Ein junger Pianist, der seinen Lebensunterhalt als Barmusiker verdient, verzweifelt daran, keines seiner Lebensziele erreicht zu haben: nicht als Künstler, nicht als Liebender, nicht als ein nützliches Mitglied der Gesellschaft. Er flieht in den Alkohol. Als letzte Rettung vor dem persönlichen Untergang erscheint ihm die Bewährung in der harten Arbeitswelt der seinerzeit größten Baustelle der DDR, dem Braunkohlekombinat "Schwarze Pumpe". Hier verdingt er sich als Betonarbeiter und erfährt in den nächsten Monaten an Leib und Seele, was es bedeutet, den Anforderungen des Arbeitsalltags auf einer sozialistischen Großbaustelle zu genügen.
Rezensionen

Frankfurter Allgemeine Zeitung - Rezension
Frankfurter Allgemeine Zeitung | Besprechung von 15.07.2015

Beton ist keine Literatur
Siegfried Pitschmanns "Erziehung eines Helden"

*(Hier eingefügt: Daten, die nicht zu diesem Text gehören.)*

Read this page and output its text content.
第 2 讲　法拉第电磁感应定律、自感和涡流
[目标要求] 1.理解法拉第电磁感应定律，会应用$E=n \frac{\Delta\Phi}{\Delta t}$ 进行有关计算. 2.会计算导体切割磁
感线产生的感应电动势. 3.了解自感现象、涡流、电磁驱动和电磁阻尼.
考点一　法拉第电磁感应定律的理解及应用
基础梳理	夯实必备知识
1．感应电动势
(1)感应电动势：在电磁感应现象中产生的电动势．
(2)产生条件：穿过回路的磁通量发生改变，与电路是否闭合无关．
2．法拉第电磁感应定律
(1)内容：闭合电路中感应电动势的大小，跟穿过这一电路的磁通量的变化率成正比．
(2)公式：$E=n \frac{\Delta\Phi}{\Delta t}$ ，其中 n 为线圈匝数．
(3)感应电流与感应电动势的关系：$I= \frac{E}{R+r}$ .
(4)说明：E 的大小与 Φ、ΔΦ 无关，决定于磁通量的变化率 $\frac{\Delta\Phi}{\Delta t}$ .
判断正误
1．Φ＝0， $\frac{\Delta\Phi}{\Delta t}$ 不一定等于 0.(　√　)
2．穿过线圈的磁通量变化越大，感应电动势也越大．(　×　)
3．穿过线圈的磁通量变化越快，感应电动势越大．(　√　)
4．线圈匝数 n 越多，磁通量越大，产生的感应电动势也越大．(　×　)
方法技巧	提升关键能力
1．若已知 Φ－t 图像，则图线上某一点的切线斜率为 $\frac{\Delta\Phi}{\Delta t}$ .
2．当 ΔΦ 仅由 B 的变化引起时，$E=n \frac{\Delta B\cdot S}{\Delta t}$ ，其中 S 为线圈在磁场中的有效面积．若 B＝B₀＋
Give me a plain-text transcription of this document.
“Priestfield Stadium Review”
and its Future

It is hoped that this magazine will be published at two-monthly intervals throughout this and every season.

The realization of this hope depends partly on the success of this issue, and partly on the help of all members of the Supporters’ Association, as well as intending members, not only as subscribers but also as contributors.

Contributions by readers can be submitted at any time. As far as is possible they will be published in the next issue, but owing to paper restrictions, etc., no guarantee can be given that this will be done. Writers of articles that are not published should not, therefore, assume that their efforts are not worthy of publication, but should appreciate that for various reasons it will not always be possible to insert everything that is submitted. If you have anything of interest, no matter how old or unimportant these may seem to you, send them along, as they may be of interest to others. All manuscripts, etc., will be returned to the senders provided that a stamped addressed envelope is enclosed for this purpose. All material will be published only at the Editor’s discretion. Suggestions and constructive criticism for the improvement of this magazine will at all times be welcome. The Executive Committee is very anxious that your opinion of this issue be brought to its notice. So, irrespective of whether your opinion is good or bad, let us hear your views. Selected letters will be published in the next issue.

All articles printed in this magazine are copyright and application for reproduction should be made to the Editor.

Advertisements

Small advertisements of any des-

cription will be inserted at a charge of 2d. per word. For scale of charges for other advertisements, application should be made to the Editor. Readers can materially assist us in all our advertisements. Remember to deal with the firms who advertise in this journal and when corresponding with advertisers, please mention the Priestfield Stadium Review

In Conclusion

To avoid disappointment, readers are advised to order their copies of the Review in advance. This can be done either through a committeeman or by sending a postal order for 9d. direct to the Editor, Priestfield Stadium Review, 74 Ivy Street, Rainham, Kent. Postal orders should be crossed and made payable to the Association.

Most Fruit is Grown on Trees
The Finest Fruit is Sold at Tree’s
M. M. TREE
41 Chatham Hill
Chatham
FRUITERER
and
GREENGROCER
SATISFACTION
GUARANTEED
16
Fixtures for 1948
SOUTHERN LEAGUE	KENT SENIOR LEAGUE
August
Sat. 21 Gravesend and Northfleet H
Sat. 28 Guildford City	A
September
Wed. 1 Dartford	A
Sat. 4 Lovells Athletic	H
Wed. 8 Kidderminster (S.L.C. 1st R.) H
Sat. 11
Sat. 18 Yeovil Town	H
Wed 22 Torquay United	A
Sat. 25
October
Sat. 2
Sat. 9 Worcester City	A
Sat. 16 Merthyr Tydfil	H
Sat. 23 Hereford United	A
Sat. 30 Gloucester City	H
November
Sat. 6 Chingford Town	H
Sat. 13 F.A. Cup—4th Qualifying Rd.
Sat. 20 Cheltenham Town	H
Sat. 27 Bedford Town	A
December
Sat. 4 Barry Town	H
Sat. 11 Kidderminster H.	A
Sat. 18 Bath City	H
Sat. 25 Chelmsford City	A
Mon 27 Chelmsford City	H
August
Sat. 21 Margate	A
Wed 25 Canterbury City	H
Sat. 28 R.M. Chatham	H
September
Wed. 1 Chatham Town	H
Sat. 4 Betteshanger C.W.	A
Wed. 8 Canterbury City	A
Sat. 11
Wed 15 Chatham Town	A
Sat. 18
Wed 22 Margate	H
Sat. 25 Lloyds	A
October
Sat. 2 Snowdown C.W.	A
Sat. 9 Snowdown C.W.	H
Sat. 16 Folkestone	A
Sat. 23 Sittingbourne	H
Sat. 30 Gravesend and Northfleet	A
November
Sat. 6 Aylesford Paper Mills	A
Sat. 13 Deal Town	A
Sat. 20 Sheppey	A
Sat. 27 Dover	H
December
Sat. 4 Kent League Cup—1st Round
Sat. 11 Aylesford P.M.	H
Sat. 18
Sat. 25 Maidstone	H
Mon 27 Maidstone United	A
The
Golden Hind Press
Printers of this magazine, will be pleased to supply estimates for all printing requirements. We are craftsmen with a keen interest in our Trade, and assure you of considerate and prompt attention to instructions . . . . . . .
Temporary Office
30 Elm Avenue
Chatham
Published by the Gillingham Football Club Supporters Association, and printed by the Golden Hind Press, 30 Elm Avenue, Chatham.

1957 ließ der damals 27 Jahre alte Schriftsteller Siegfried Pitschmann Haus, Hof, Familie, Schaffens- und Alkoholprobleme hinter sich. Er zog auf die Großbaustelle von Schwarze Pumpe in die Lausitz. Er nannte es ein "unverschämtes Experiment". Pitschmann wurde Betonarbeiter, seine Kollegen wussten nicht, dass sie es mit einem Dichter zu tun hatten. Bald schon gab er die Sache wieder auf, wollte aber über seine Erlebnisse schreiben. "Sieben Stücke mit einem Thema oder Erziehung eines Helden" nannte er seinen Roman, der dann allerdings nicht erscheinen durfte. Mit knapp sechzig Jahren Verspätung und 13 Jahre nach dem Tod des Autors liegt das Buch jetzt vor. Weil Pitschmann damals die finanzielle Hilfe des Schriftstellerverbandes benötigte, musste er dem Verband sein Manuskript noch in der Entstehung vorlegen. Es entbrannte eine Diskussion über die "harte Schreibweise", was den Vorwurf meinte, Pitschmann orientiere sich in seinem Schreiben an Ernest Hemingway und Norman Mailer, an Westautoren also. Und er stelle das Leben auf der Baustelle dar, als wären dort alle Arbeiter nur auf viel Geld und Alkohol aus. Pitschmann hatte während der Arbeit am Roman Brigitte Reimann kennengelernt, mit der er dann ein paar Jahre lang verheiratet war und die ihn nach Kräften unterstützte. Einer der Gegenspieler war Erwin Strittmatter, damals Erster Sekretär des Schriftstellerverbandes. Reimann schrieb in ihrem Tagebuch, dass die "harte Schreibweise" eine fixe Idee Strittmatters gewesen sei. Pitschmann, hochsensibel, reagierte auf die Ablehnung seines Buches mit einem Selbstmordversuch, legte dann das Manuskript beiseite und wagte sich nie wieder an einen Roman.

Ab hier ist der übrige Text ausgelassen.